For, of course, pork-barreling to buy votes in one electorate means other people miss out, and their needs might be much more important.
Cash splashes are similar, but usually aren't focussed on a specific electorate but rather a particular demographic, usually one with a real or perceived complaint. The cash handouts by the coalition government to help pensioners and others pay their power bills is an example.
They make good headlines but of course they are one-offs and don't solve in any way at all the ongoing problem - a problem the government has created, though of course it will never admit that.
Sweeteners are very similar to cash splashes, though are usually broader in appeal and less about a particular demographic with a real grouch, and more about simply making the government look good, such as some extra money being spent on, for example, education or health.
Such sweeteners always look good superficially but of course they don't disguise the fact that they government created the problem in the first place through ongoing chronic under funding, and they don't do anything to solve the ongoing problem.
The most blatant sweetener in this budget is probably the tax cuts, conveniently brought forward from 2022. Even these are a smoke and mirror exercise as the lowest income earners will receive cents rather than tens or hundreds of dollars.

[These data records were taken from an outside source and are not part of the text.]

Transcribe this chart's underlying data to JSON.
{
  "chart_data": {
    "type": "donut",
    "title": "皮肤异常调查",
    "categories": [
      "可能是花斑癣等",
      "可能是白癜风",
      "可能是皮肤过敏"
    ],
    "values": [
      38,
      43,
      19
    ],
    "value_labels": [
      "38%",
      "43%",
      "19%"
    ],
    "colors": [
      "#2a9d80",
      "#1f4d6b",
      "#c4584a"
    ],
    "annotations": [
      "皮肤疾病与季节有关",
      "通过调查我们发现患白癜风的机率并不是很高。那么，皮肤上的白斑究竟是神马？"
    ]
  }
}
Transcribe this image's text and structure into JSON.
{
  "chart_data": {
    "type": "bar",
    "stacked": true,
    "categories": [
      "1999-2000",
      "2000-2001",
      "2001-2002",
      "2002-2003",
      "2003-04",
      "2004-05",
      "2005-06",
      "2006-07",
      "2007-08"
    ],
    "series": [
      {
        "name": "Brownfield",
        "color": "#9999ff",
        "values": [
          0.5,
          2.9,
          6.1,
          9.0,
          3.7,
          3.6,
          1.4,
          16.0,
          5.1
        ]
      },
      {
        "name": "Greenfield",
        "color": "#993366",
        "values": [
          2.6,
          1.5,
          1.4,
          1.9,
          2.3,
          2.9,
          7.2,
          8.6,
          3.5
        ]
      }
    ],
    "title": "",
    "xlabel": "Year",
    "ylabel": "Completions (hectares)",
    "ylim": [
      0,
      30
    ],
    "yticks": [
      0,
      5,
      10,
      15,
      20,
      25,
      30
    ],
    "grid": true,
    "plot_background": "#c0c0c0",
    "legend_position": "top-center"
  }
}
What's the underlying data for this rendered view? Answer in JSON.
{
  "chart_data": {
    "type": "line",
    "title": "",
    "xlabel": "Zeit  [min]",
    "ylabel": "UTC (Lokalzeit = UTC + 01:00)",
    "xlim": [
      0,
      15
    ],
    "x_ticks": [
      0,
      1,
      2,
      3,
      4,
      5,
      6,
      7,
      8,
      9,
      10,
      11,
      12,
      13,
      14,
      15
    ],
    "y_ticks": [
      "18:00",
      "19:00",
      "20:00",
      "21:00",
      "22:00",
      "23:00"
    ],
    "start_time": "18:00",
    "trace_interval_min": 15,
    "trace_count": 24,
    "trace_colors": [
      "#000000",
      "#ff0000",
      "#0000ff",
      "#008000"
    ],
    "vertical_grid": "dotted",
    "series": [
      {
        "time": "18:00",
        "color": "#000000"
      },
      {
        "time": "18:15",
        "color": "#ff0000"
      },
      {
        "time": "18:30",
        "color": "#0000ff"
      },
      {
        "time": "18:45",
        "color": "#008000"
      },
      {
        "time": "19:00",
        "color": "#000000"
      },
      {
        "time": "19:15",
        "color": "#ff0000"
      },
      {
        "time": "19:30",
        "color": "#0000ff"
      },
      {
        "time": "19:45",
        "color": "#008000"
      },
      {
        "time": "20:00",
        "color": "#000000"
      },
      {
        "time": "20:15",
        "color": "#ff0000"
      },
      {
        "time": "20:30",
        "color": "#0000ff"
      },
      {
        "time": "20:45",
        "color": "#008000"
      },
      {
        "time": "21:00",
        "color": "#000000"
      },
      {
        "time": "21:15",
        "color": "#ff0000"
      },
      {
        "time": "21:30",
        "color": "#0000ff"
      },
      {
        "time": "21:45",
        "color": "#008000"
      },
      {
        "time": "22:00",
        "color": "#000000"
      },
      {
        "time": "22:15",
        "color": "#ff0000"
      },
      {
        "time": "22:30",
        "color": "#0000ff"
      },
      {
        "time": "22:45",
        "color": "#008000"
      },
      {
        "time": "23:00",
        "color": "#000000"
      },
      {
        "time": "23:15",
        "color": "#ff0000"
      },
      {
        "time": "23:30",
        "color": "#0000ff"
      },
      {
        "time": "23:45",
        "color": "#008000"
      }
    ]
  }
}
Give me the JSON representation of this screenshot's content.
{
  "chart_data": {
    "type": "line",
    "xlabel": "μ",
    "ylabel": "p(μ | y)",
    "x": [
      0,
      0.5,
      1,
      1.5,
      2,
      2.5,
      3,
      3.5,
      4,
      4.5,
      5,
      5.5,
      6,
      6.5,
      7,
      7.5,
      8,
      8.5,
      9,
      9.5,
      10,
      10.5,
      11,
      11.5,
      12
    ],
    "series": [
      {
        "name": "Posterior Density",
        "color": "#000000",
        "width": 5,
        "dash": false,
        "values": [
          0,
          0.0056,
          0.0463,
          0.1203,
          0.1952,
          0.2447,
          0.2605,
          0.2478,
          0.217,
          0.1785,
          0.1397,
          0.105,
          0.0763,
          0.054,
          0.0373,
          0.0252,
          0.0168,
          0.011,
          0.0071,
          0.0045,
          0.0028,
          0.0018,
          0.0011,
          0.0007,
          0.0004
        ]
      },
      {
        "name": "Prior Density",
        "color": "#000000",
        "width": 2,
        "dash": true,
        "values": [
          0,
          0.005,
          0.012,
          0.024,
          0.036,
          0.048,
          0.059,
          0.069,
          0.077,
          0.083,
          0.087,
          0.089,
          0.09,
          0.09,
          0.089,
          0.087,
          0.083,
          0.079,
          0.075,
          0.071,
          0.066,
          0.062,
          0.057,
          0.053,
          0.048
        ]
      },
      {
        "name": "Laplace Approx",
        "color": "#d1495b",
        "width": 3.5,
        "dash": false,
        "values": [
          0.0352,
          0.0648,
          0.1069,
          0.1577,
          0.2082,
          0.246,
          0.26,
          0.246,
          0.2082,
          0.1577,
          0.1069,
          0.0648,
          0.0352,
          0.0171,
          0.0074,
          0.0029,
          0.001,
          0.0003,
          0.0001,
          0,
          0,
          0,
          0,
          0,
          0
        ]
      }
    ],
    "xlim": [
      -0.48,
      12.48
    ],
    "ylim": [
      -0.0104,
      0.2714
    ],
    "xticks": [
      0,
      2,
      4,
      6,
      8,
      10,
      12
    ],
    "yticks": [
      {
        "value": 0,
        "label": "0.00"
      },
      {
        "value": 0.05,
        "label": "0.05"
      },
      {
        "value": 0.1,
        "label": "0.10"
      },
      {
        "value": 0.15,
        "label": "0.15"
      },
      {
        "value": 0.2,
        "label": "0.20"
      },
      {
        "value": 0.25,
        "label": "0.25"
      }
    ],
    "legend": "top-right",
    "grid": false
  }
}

But all these arguments against pork-barreling, cash splashes and sweeteners are dwarfed by their broader ethical questions. As Peter Hartcher wrote recently in the Sydney Morning Herald, "The third-world backwardness of the politician's pork-barrel is an abuse of public trust, a waste of money and a form of corruption".
It certainly is.
What we need instead is an independent agency that allocates money to major projects on a needs basis, not political favouritism and marginal seat manipulation. Perhaps Infrastructure Australia, now just an advisory body that is often ignored can be reconstituted as an independent agency that allocates funds on a genuine needs basis.
The level of spending, and where it is allocated, can't be left to the government in power because, in their desperation to retain office, major party politicians simply can't restrain their impulse to buy votes.